China has rich reserves of low-rank coal, but low-rank coal has the characteristics of low calorific value, high moisture content, high volatile content, and easy spontaneous combustion resulting in low combustion efficiency and severe pollution. Currently, the main deep processing methods are thermal conversion and microbiological degradation. Among them, thermal conversion methods such as pyrolysis, gasification, and liquefaction have the disadvantages of high energy consumption and complex equipment. Microbiological degradation of coal is a new way to utilize low-rank coal at normal temperature and pressure, and the degradation process is green and pollution-free. The research on microbiological degradation and conversion of coal has been carried out for more than 40 years, and has achieved certain results, but there are still problems such as low degradation rate, long degradation time, and unclear degradation mechanism. Therefore, a lot of research work is still needed.
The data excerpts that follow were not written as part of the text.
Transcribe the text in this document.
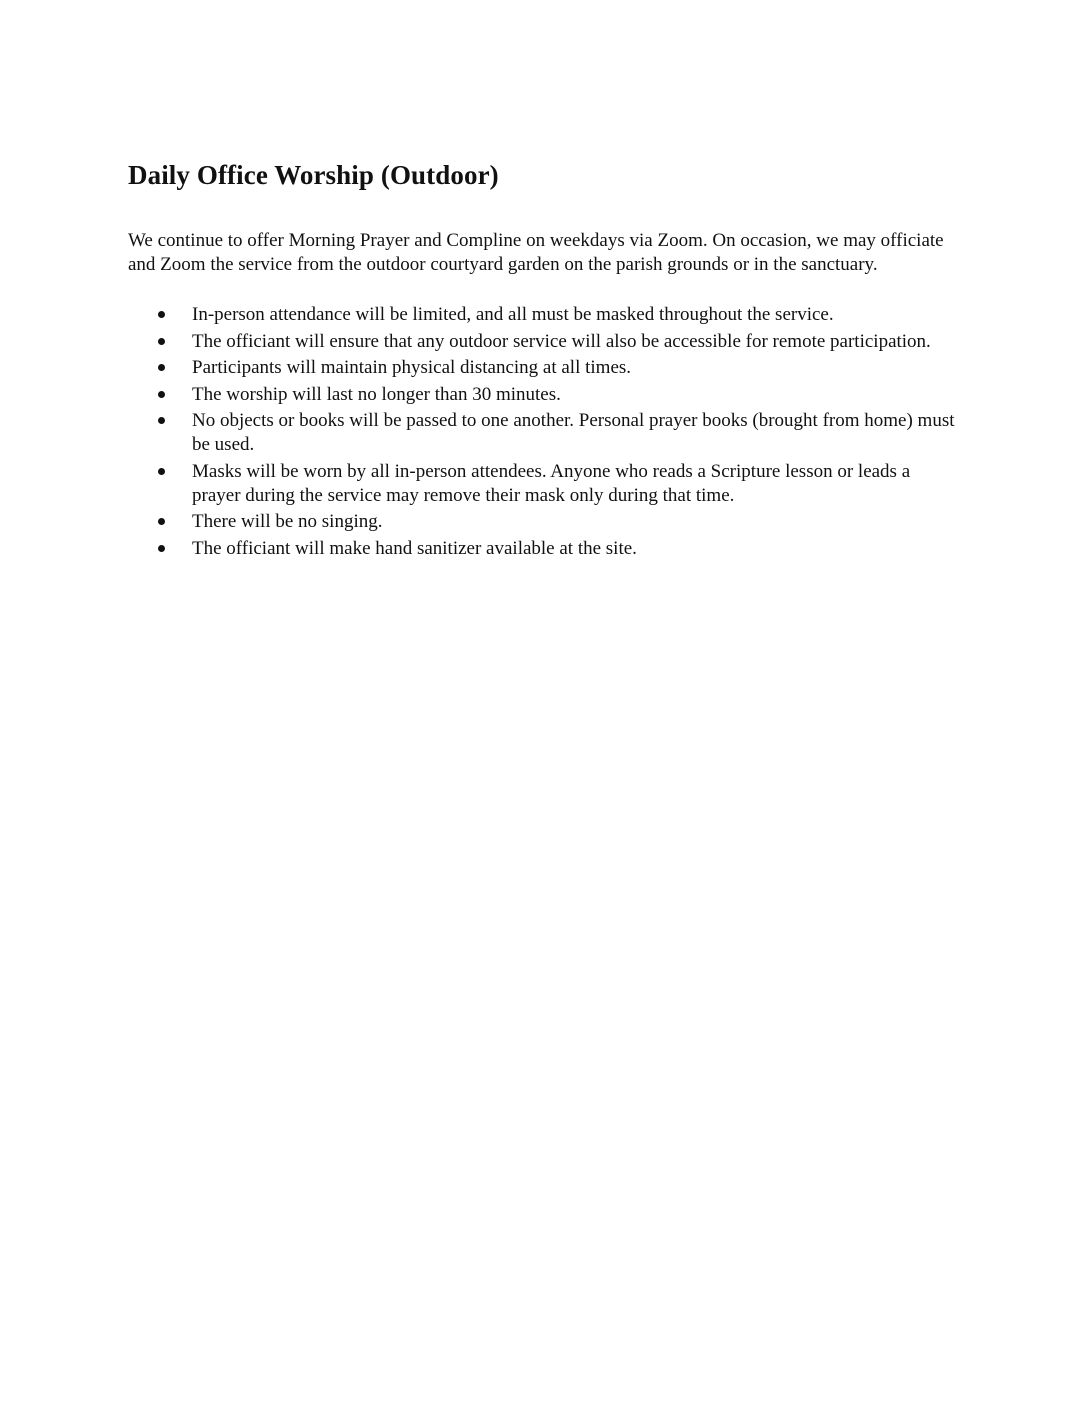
Daily Office Worship (Outdoor)

We continue to offer Morning Prayer and Compline on weekdays via Zoom. On occasion, we may officiate and Zoom the service from the outdoor courtyard garden on the parish grounds or in the sanctuary.

In-person attendance will be limited, and all must be masked throughout the service.
The officiant will ensure that any outdoor service will also be accessible for remote participation.
Participants will maintain physical distancing at all times.
The worship will last no longer than 30 minutes.
No objects or books will be passed to one another. Personal prayer books (brought from home) must be used.
Masks will be worn by all in-person attendees. Anyone who reads a Scripture lesson or leads a prayer during the service may remove their mask only during that time.
There will be no singing.
The officiant will make hand sanitizer available at the site.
In this paper, four kinds of bacteria, P. huatugouensis, S. polyaromaticivorans, P. putida and B. subtilis subsp. subtilis, and four kinds of fungi, T. trogii, P. neostrigosus, M. verrucaria and P. chrysosporium, were selected for the degradation of Xinjiang Dananhu low-rank coal. The optimal process conditions for microbial degradation of Dananhu low-rank coal were determined through single-factor and orthogonal experiments, and multiple methods were used to characterize liquid phase and solid phase degradation products. The degradation process of Dananhu low-rank coal by bacteria under the action of six chelating agents was explored. The degradation mechanism of predominant bacterium, P. huatugouensis, for Dananhu low-rank coal was revealed by using metabolomics. At the same time, the degradation mechanism of predominant fungus, T. trogii, for Dananhu low-rank coal was studied by using proteomics technology and model compounds of coal. The specific work of this thesis is as follows:

(1) Study on conditions and product distributions of Dananhu low-rank coal degraded by four bacteria and four fungi

The optimal process conditions for the degradation of Dananhu low-rank coal by four bacteria were determined through single-factor and orthogonal experiments and the optimal process conditions are: the pulp density of 0.5 g/50 mL, the bacterial inoculation quantity in the range of 5-7 mL/50 mL, the incubation temperature of 30 °C, the degradation time of 15 days. The degradation rates of Dananhu low-rank coal by four bacteria including P. huatugouensis, S. polyaromaticivorans, P. putida and B. subtilis subsp. subtilis, under their corresponding optimal conditions were 46.85%, 41.62%, 35.61%, and 37.12%. The optimal process conditions for the degradation of Dananhu low-rank coal by four fungi were determined through single-factor and orthogonal experiments and the optimal process conditions are: the pulp density of 0.6 g/50 mL, the fungal inoculation quantity in the range of 8-10 mL/50 mL, the incubation temperature of 30 °C, the degradation time of 18 days. The degradation rates of Dananhu low-rank coal by four fungi including T. trogii, P. neostrigosus, M. verrucaria and P. chrysosporium, under their corresponding optimal conditions were 75.05%, 39.69%, 70.54% and 50.94%. The liquid-phase products of Dananhu low-rank coal degraded by the four bacteria and four fungi contained a large amount of small organic molecules with a molecular weight between 85.05-546.79, mainly including alcohols, carboxylic acids, aldehydes, ketones, aromatic hydrocarbons, and fatty hydrocarbons. The actions of bacteria and fungi reduced the carbon and sulphur content of Dananhu low-rank coal and degraded the carboxyl and ether bonds. Bacteria increased the degree of graphitization of coal carbon structure and the order degree of microcrystalline structure, while fungi could disrupt the connection between the aromatic structure and the aromatic layer of coal. At the same time, the action of bacteria and fungi increased the specific surface area of coal and created new small and micro pores in the coal structure. The TG results showed that the four bacteria and four fungi did indeed damage the macromolecular structure of Dananhu low-rank coal, and chemical bonds such as C_al-O, C_al-C_al, C_ar-O and C_ar-C_al were degraded, promoting the thermal decomposition reaction of coal.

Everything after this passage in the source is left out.